Did you know a malaria epidemic swept Indianapolis just as the Hoosier capital was getting under way in the 1820s? Some doctors blamed the epidemic on the swamps and marshland that were on the new city's site, chosen because of its central location.
The impact of that early epidemic, plus others that affected Indiana, is the focus of this encore broadcast (original air date: Nov. 15, 2014) featuring two Indianapolis-based medical historians as Nelson's studio guests.
The influenza epidemic of 1918, a cholera epidemic of the mid-1800s, the polio scare that prevailed for most of the first half of the 20th century and the AIDS epidemic that caused panic during the 1980s and '90s are among the crises explored during the show.
Nelson and his guests also explore the devastating impact of tuberculosis during the late 1800s and early 1900s - even though "epidemic" may not be the most accurate term to describe the widespread TB cases. (Tune in to the show for an explanation.)
Our studio guests are:
During the show, our guests share insights about the panic over potential epidemics, including a swine flu scare in 1976, when a vaccination program encountered various public relations problems.
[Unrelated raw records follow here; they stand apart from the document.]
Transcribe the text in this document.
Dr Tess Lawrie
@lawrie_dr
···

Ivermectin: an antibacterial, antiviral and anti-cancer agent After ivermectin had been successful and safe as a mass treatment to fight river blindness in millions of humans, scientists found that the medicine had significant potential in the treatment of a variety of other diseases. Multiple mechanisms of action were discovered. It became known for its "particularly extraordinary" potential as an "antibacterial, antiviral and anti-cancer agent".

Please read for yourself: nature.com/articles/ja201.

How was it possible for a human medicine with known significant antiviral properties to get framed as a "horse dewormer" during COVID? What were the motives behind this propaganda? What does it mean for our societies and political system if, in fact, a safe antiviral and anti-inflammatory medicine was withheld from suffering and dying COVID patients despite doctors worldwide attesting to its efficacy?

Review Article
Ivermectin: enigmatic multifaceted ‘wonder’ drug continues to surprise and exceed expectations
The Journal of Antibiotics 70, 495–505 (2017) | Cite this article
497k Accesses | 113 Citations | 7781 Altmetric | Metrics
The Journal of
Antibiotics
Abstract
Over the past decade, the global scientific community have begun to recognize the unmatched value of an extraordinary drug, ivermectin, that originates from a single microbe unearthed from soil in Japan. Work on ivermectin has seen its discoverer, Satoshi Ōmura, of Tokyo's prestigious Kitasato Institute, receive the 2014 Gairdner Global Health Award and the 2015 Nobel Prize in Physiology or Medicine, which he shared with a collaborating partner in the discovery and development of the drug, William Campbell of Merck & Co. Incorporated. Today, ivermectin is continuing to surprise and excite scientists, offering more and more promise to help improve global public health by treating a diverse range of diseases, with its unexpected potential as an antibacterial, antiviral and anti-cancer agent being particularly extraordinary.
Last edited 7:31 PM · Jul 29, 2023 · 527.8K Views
Fears of an epidemic proved unfounded.
Time-traveling much farther back, outbreaks of cholera during the 1830s, '40s and subsequent decades caused extreme panic in many Indiana communities.
Take the town of Aurora on the Ohio River, which had a population of 2,000 in 1849. Fourteen deaths from cholera were reported in one day, according to a historical account supplied by Dr. McNiece, an associate professor at the IU School of Medicine. During the next three weeks in 1849, 51 other victims died in Aurora. As a result, 1,600 of the 2,000 residents fled the town.
Also in 1849, the town of Madison reacted to outbreaks of cholera by creating a board of health with the power to quarantine residents and to impose fines on people who brought the disease into the city.
On Hoosier History Live, we have explored some epidemics on previous programs.
In 2009, Bill Beck was a guest for a show about the 1918 influenza epidemic and its Indiana impact. That horrific epidemic, which ravaged North America and Europe, is considered to have been the world's worst flu epidemic; it coincided with - then persisted after - World War I.
In 2012, Hoosier History Live explored various aspects of the polio epidemic, including the involvement of Eli Lilly and Co. in distributing the polio vaccine during the 1950s.
For this show, we broaden the focus and explore those epidemics, as well as several others.